In 1692 he devoted his large fortune to the foundation
of a hospital and a school, and received numerous
gifts from charitable persons. Six hospitallers
of the order of St. Joseph of the Cross, commonly called
Freres Charron, took the gown in 1701, and pronounced
their vows in 1704, but the following year they ceased
to receive novices. The minister, M. de Pontchartrain,
thought “the care of the sick is a task better
adapted to women than to men, notwithstanding the spirit
of charity which may animate the latter,” and
he forbade the wearing of the costume adopted by the
hospitallers. Francois Charron, seeing his work
nullified, yielded to the inevitable, and confined
himself to the training of teachers for country parishes.
The existence of this establishment, abandoned by
the mother country to its own strength, was to become
more and more precarious and feeble. Almost all
the hospitallers left the institution to re-enter
the world; the care of the sick was entrusted to the
Sisters. Francois Charron made a journey to France
in order to obtain the union for the purposes of the
hospital of the Brothers of St. Joseph with the Society
of St. Sulpice, but he failed in his efforts.
He obtained, nevertheless, from the regent an annual
subvention of three thousand francs for the training
of school-masters (1718). He busied himself at
once with finding fitting recruits, and collected
eight. The elder sister of our excellent normal
schools of the present day seemed then established
on solid foundations, but it was not to be so.
Brother Charron died on the return voyage, and his
institution, though seconded by the Seminary of St.
Sulpice, after establishing Brothers in several villages
in the environs of Montreal, received from the court
a blow from which it did not recover: the regent
forbade the masters to assume a uniform dress and to
pledge themselves by simple vows. The number
of the hospitallers decreased from year to year, and
in 1731 the royal government withdrew from them the
annual subvention which supported them, however poorly.

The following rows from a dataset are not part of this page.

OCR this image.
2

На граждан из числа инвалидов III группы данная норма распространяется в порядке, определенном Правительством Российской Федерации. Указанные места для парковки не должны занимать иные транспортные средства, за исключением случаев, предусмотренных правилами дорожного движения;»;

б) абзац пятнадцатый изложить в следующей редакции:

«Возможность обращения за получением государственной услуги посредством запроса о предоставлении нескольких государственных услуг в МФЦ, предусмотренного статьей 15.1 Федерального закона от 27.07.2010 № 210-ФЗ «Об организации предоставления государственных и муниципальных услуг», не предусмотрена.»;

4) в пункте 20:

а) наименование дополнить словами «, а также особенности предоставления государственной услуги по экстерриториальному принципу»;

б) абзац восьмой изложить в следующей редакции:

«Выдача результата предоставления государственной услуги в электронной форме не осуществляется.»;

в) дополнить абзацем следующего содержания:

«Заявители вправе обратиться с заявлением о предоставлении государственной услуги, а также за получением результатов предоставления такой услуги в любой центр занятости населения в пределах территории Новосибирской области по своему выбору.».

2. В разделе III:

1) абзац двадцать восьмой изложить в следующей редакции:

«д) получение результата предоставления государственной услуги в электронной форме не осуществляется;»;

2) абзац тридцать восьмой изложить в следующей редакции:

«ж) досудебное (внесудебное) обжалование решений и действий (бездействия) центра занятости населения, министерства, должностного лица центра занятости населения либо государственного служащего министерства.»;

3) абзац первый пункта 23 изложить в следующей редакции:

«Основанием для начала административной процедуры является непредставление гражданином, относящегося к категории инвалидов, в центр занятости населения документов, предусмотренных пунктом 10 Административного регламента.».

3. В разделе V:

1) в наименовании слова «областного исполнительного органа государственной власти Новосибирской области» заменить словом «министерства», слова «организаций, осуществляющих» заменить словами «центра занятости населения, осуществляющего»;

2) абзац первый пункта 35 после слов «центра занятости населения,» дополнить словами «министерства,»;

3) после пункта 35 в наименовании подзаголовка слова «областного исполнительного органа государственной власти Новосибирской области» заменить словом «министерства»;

Finally their institution, after vainly attempting
to unite with the Brothers of the Christian Doctrine,
ceased to exist in 1745.
Mgr. de Laval so greatly admired the devotion of these
worthy men that he exclaimed one day: “Let
me die in the house of these Brothers; it is a work
plainly inspired by God. I shall die content if
only in dying I may contribute something to the shaping
or maintenance of this establishment.”
Again he wrote: “The good M. Charron gave
us last year one of their Brothers, who rendered great
service to the Mississippi Mission, and he has furnished
us another this year. These acquisitions will
spare the missionaries much labour.... I beg you
to show full gratitude to this worthy servant of God,
who is as affectionately inclined to the missions
and missionaries as if he belonged to our body.
We have even the plan, as well as he, of forming later
a community of their Brothers to aid the missions
and accompany the missionaries on their journeys.
He goes to France and as far as Paris to find and bring
back with him some good recruits to aid him in forming
a community. Render him all the services you
can, as if it were to missionaries themselves.
He is a true servant of God.” Such testimony
is the fairest title to glory for an institution.